Am 1. Juli 2025 soll die neue Euro-7-Abgasnorm in Kraft treten. Die EU-Kommission sieht den Straßenverkehr als die größte Quelle für Luftverschmutzung in Städten an und möchte mit der neuen Norm eine bessere Luftqualität zum Schutz der Gesundheit der Bürger und der Umwelt gewährleisten. Obwohl noch nicht final, regt sich jetzt schon reichlich Widerstand gegen die Vorschläge für die Abgasnorm, die im November 2022 von der EU-Kommission vorgelegt wurden. Autohersteller, Verbände und auch Politiker kritisieren die ambitionierten Ziele und den engen Zeitplan. "Ingenieurskapazitäten für Euro 7 bereitzustellen, von denen wir nur noch kurze Zeit profitieren werden, sind unnötige Investments, die uns davon abhalten, unseren geplanten Weg mit voller Konzentration zu gehen", sagt beispielsweise der neue Opel-Chef Florian Huettl, der seit Juni 2022 die Geschicke des Autobauers lenkt und die Kapazitäten lieber für E-Autos einsetzen möchte.

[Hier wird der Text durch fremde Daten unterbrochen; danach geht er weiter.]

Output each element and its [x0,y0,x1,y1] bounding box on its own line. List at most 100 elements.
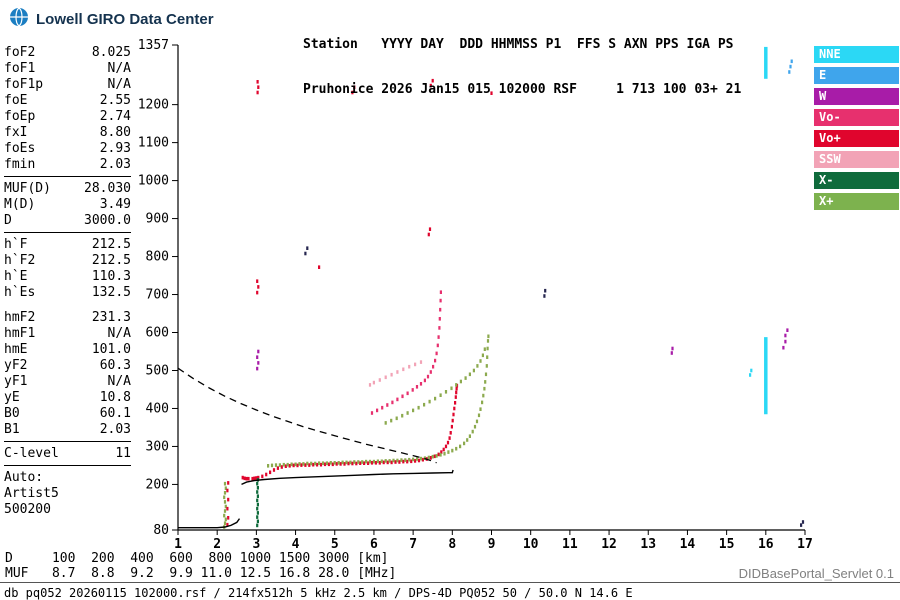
svg-text:80: 80 [153,523,169,538]
svg-text:200: 200 [146,477,169,492]
param-row: hmE 101.0 [4,342,131,358]
param-value: 2.74 [99,109,131,124]
svg-text:700: 700 [146,288,169,303]
param-label: B0 [4,406,20,421]
param-value: 10.8 [99,390,131,405]
param-label: yF2 [4,358,28,373]
param-value: 3.49 [99,197,131,212]
param-row: yF1 N/A [4,374,131,390]
svg-text:400: 400 [146,401,169,416]
param-label: C-level [4,446,59,461]
param-row: foF2 8.025 [4,45,131,61]
param-value: 212.5 [91,237,131,252]
param-separator [4,465,131,466]
legend-nne: NNE [814,46,899,63]
param-label: h`F2 [4,253,36,268]
status-bar: db pq052 20260115 102000.rsf / 214fx512h… [4,586,633,600]
svg-text:15: 15 [719,537,735,552]
param-separator [4,176,131,177]
param-label: hmF1 [4,326,36,341]
param-value: 60.1 [99,406,131,421]
param-label: fxI [4,125,28,140]
param-row: hmF2 231.3 [4,310,131,326]
svg-text:5: 5 [331,537,339,552]
param-label: foF1p [4,77,44,92]
legend-ssw: SSW [814,151,899,168]
param-row: MUF(D) 28.030 [4,181,131,197]
param-value: 60.3 [99,358,131,373]
svg-text:8: 8 [448,537,456,552]
param-separator [4,232,131,233]
svg-text:16: 16 [758,537,774,552]
param-label: fmin [4,157,36,172]
param-value: 2.93 [99,141,131,156]
param-value: N/A [107,374,131,389]
param-label: foE [4,93,28,108]
param-row: foEp 2.74 [4,109,131,125]
param-value: N/A [107,77,131,92]
svg-text:12: 12 [601,537,617,552]
param-value: 231.3 [91,310,131,325]
svg-text:6: 6 [370,537,378,552]
param-row: h`F2 212.5 [4,253,131,269]
param-row: M(D) 3.49 [4,197,131,213]
legend-w: W [814,88,899,105]
param-row: hmF1 N/A [4,326,131,342]
param-row: B0 60.1 [4,406,131,422]
statusbar-divider [0,582,900,583]
svg-text:4: 4 [292,537,300,552]
param-row: h`Es 132.5 [4,285,131,301]
svg-text:1000: 1000 [138,174,169,189]
param-row: fmin 2.03 [4,157,131,173]
legend-vo: Vo+ [814,130,899,147]
svg-text:1: 1 [174,537,182,552]
param-row: fxI 8.80 [4,125,131,141]
param-label: B1 [4,422,20,437]
param-label: yF1 [4,374,28,389]
svg-text:800: 800 [146,250,169,265]
svg-text:7: 7 [409,537,417,552]
station-header-columns: Station YYYY DAY DDD HHMMSS P1 FFS S AXN… [303,37,734,52]
param-label: D [4,213,12,228]
param-label: hmF2 [4,310,36,325]
legend-vo: Vo- [814,109,899,126]
param-label: h`F [4,237,28,252]
param-value: 8.80 [99,125,131,140]
param-label: foF1 [4,61,36,76]
param-label: h`Es [4,285,36,300]
param-value: N/A [107,326,131,341]
param-label: yE [4,390,20,405]
param-row: yF2 60.3 [4,358,131,374]
param-row: foEs 2.93 [4,141,131,157]
param-value: N/A [107,61,131,76]
distance-row: D 100 200 400 600 800 1000 1500 3000 [km… [5,551,389,566]
muf-row: MUF 8.7 8.8 9.2 9.9 11.0 12.5 16.8 28.0 … [5,566,397,581]
svg-text:1357: 1357 [138,38,169,53]
servlet-version: DIDBasePortal_Servlet 0.1 [738,566,894,581]
svg-text:14: 14 [680,537,696,552]
param-value: 2.03 [99,157,131,172]
svg-text:11: 11 [562,537,578,552]
parameter-panel: foF2 8.025 foF1 N/A foF1p N/A foE 2.55 foEp 2.74 f… [4,45,131,518]
param-value: 11 [115,446,131,461]
giro-globe-icon [8,6,30,32]
param-value: 212.5 [91,253,131,268]
param-row: foF1p N/A [4,77,131,93]
svg-text:17: 17 [797,537,813,552]
param-label: foEs [4,141,36,156]
param-label: hmE [4,342,28,357]
svg-text:3: 3 [252,537,260,552]
legend-e: E [814,67,899,84]
param-value: 110.3 [91,269,131,284]
param-separator [4,301,131,310]
param-row: yE 10.8 [4,390,131,406]
svg-text:600: 600 [146,326,169,341]
param-label: foF2 [4,45,36,60]
station-header-values: Pruhonice 2026 Jan15 015 102000 RSF 1 71… [303,82,742,97]
auto-info-line: Artist5 [4,486,59,501]
param-value: 132.5 [91,285,131,300]
logo-text: Lowell GIRO Data Center [36,10,214,28]
param-row: foE 2.55 [4,93,131,109]
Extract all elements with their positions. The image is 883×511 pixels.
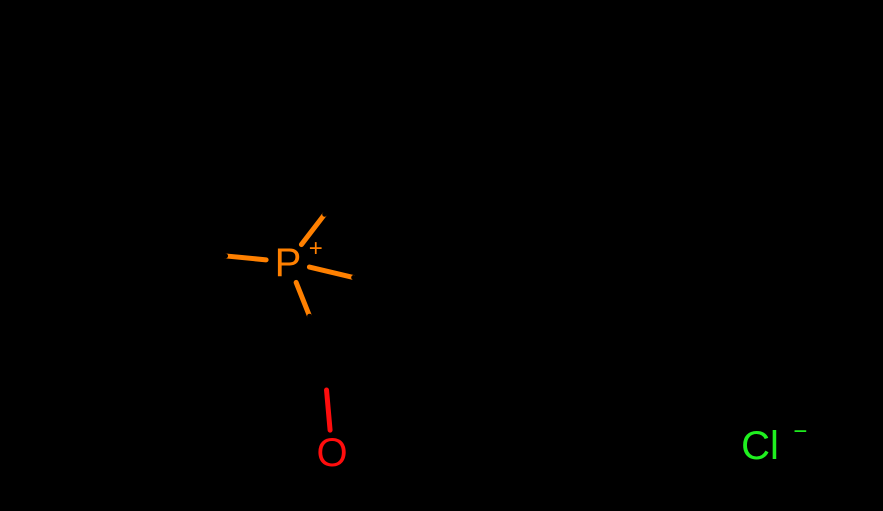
- bond: [327, 390, 331, 430]
- hydrogen-text: H: [349, 431, 378, 475]
- O-label: OH: [316, 431, 377, 475]
- P-text: P: [275, 241, 302, 285]
- charge-superscript: +: [309, 235, 323, 262]
- Cl-text: Cl: [741, 424, 779, 468]
- charge-superscript: −: [793, 418, 807, 445]
- bond: [323, 350, 327, 390]
- molecule-canvas: P + OH Cl−: [0, 0, 883, 511]
- oxygen-text: O: [316, 431, 347, 475]
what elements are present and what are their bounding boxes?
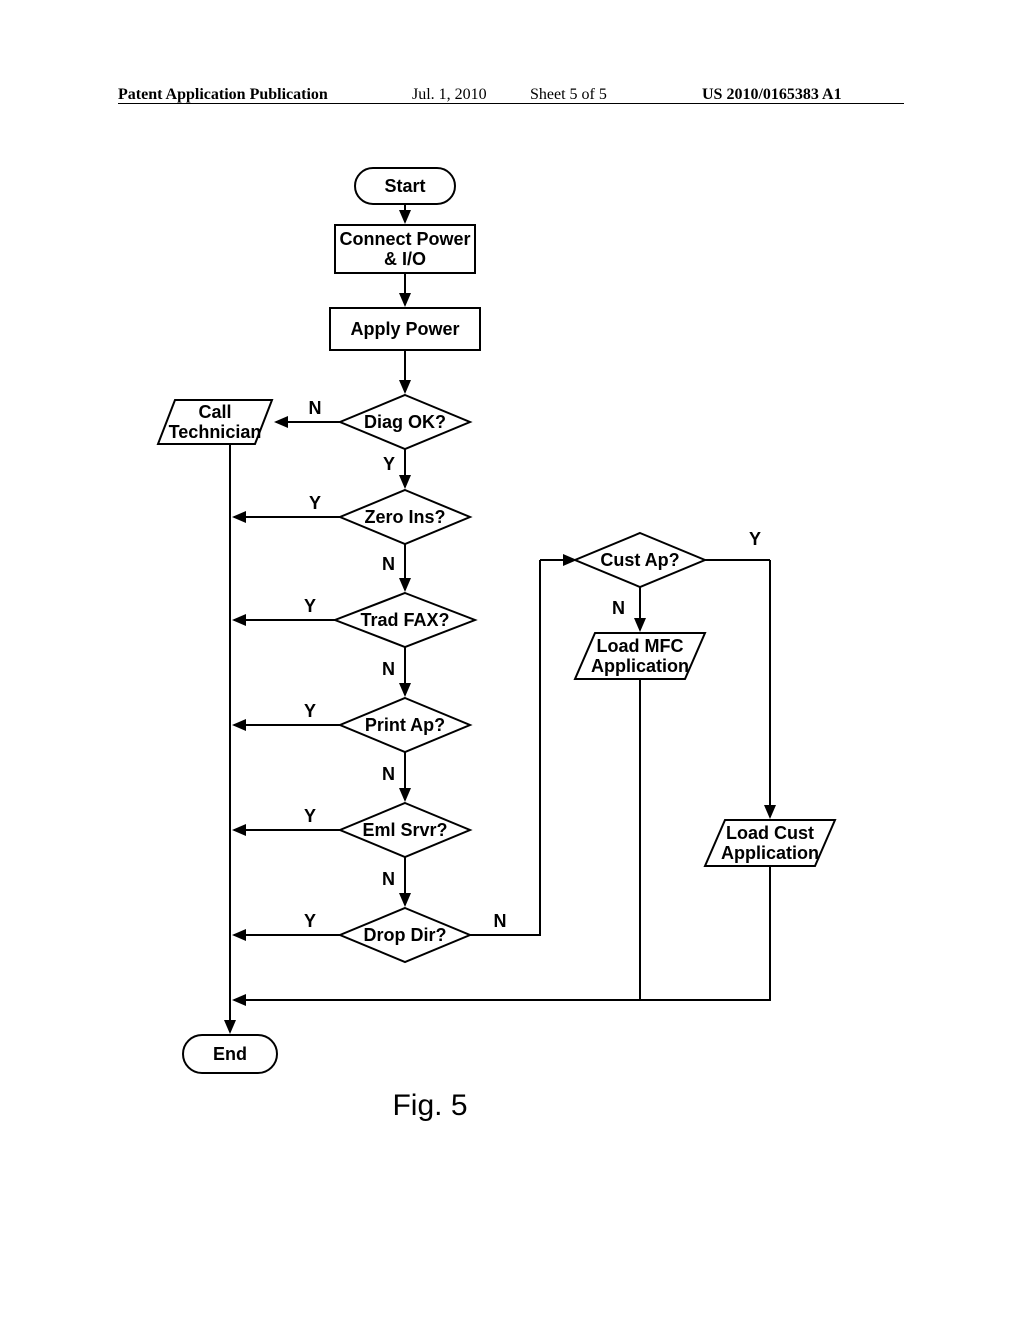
connect-l1: Connect Power (339, 229, 470, 249)
edge-loadcust-bus (640, 866, 770, 1000)
diag-label: Diag OK? (364, 412, 446, 432)
cust-N: N (612, 598, 625, 618)
fax-label: Trad FAX? (360, 610, 449, 630)
cust-label: Cust Ap? (600, 550, 679, 570)
end-label: End (213, 1044, 247, 1064)
figure-label: Fig. 5 (392, 1089, 467, 1122)
loadcust-l2: Application (721, 843, 819, 863)
drop-label: Drop Dir? (364, 925, 447, 945)
print-label: Print Ap? (365, 715, 445, 735)
eml-N: N (382, 869, 395, 889)
eml-Y: Y (304, 806, 316, 826)
print-Y: Y (304, 701, 316, 721)
call-l1: Call (198, 402, 231, 422)
print-N: N (382, 764, 395, 784)
apply-label: Apply Power (350, 319, 459, 339)
drop-Y: Y (304, 911, 316, 931)
loadmfc-l2: Application (591, 656, 689, 676)
eml-label: Eml Srvr? (362, 820, 447, 840)
zero-label: Zero Ins? (364, 507, 445, 527)
call-l2: Technician (169, 422, 262, 442)
cust-Y: Y (749, 529, 761, 549)
zero-N: N (382, 554, 395, 574)
edge-drop-right (470, 560, 540, 935)
connect-l2: & I/O (384, 249, 426, 269)
fax-Y: Y (304, 596, 316, 616)
flowchart: Start Connect Power & I/O Apply Power Di… (0, 0, 1024, 1320)
loadmfc-l1: Load MFC (597, 636, 684, 656)
zero-Y: Y (309, 493, 321, 513)
drop-N: N (494, 911, 507, 931)
fax-N: N (382, 659, 395, 679)
loadcust-l1: Load Cust (726, 823, 814, 843)
diag-Y: Y (383, 454, 395, 474)
diag-N: N (309, 398, 322, 418)
start-label: Start (384, 176, 425, 196)
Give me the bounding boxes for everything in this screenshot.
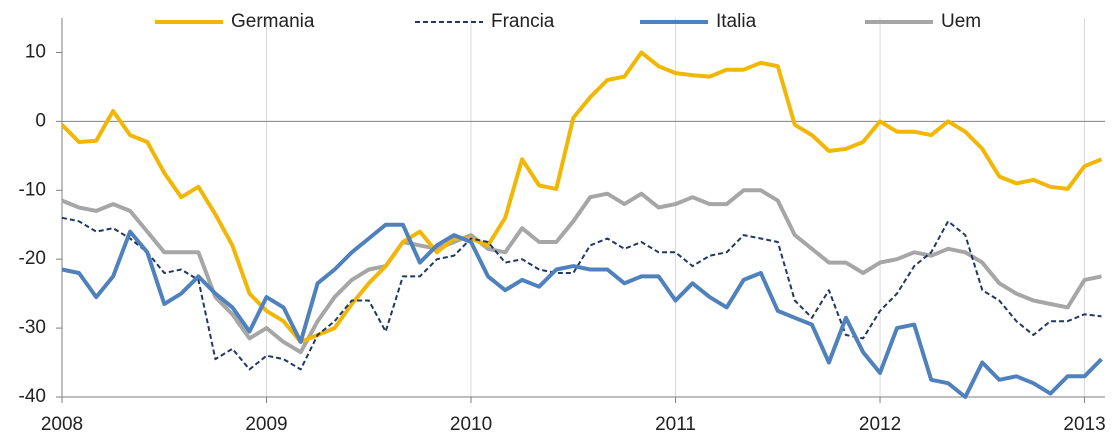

Die Industrie fürchtet zudem eine deutliche Verteuerung von Neuwagen mit Verbrennungsmotor, die am Markt nicht einfach durchzusetzen sind. "Wenn die Regelung dazu führt, dass beispielsweise ein Dieselmotor sehr viel teurer wird, dann könnte das Aus dieses Antriebs deutlich schneller erfolgen als bisher geplant. Ganz sicher wird es weniger Motorenvarianten geben als bisher", sagt Bosch-Chef Stefan Hartung, der zwar eine Verschärfung der Abgasnorm für richtig hält, diese aber technisch machbar sein müsse. Hildegard Müller, Präsidentin des Verbands der Automobilindustrie (VDA), sieht die Norm ebenfalls kritisch und bring es auf den Punkt: "Der Vorschlag der EU-Kommission setzt auf unrealistische Extremziele."
Neue Grenzwerte
Durch die Euro-7-Norm sollen die Stickoxidemissionen für Pkw und Transporter bis 2035 um 35 Prozent sinken, bei Bussen und Lkw um mehr als 50 Prozent. Konkret in Zahlen ausgedrückt bedeutet das: Die Grenzwerte sollen sowohl für Benzin- als auch Dieselfahrzeuge auf 60 Milligramm pro Kilometer beschränkt werden. Das ist besonders für Dieselfahrzeuge schwierig, die bislang 80 Milligramm pro Kilometer ausstoßen durften. Beim Kohlenmonoxid ist eine Begrenzung auf 500 Milligramm pro Kilometer vorgesehen.
Auch das Messverfahren ändert sich: Die Grenzwerte sollen weiterhin im realen Fahrbetrieb (Real Driving Emmissions, kurz RDE) gemessen werden. Allerdings soll der Konformitätsfaktor, der Abweichungen zum gemessenen Prüfstandswert erlaubt, abgeschafft werden. Ein Teil der Randbedingungen ist auch noch nicht definiert, was es für Autohersteller schwierig macht, in eine bestimmte Richtung zu entwickeln. Unter Euro 7 müssen Verbrenner-Pkw die Grenzwerte zudem über zehn Jahre lang und über eine Strecke von 200.000 Kilometern einhalten - eine Verdoppelung zu den Anforderungen bisher.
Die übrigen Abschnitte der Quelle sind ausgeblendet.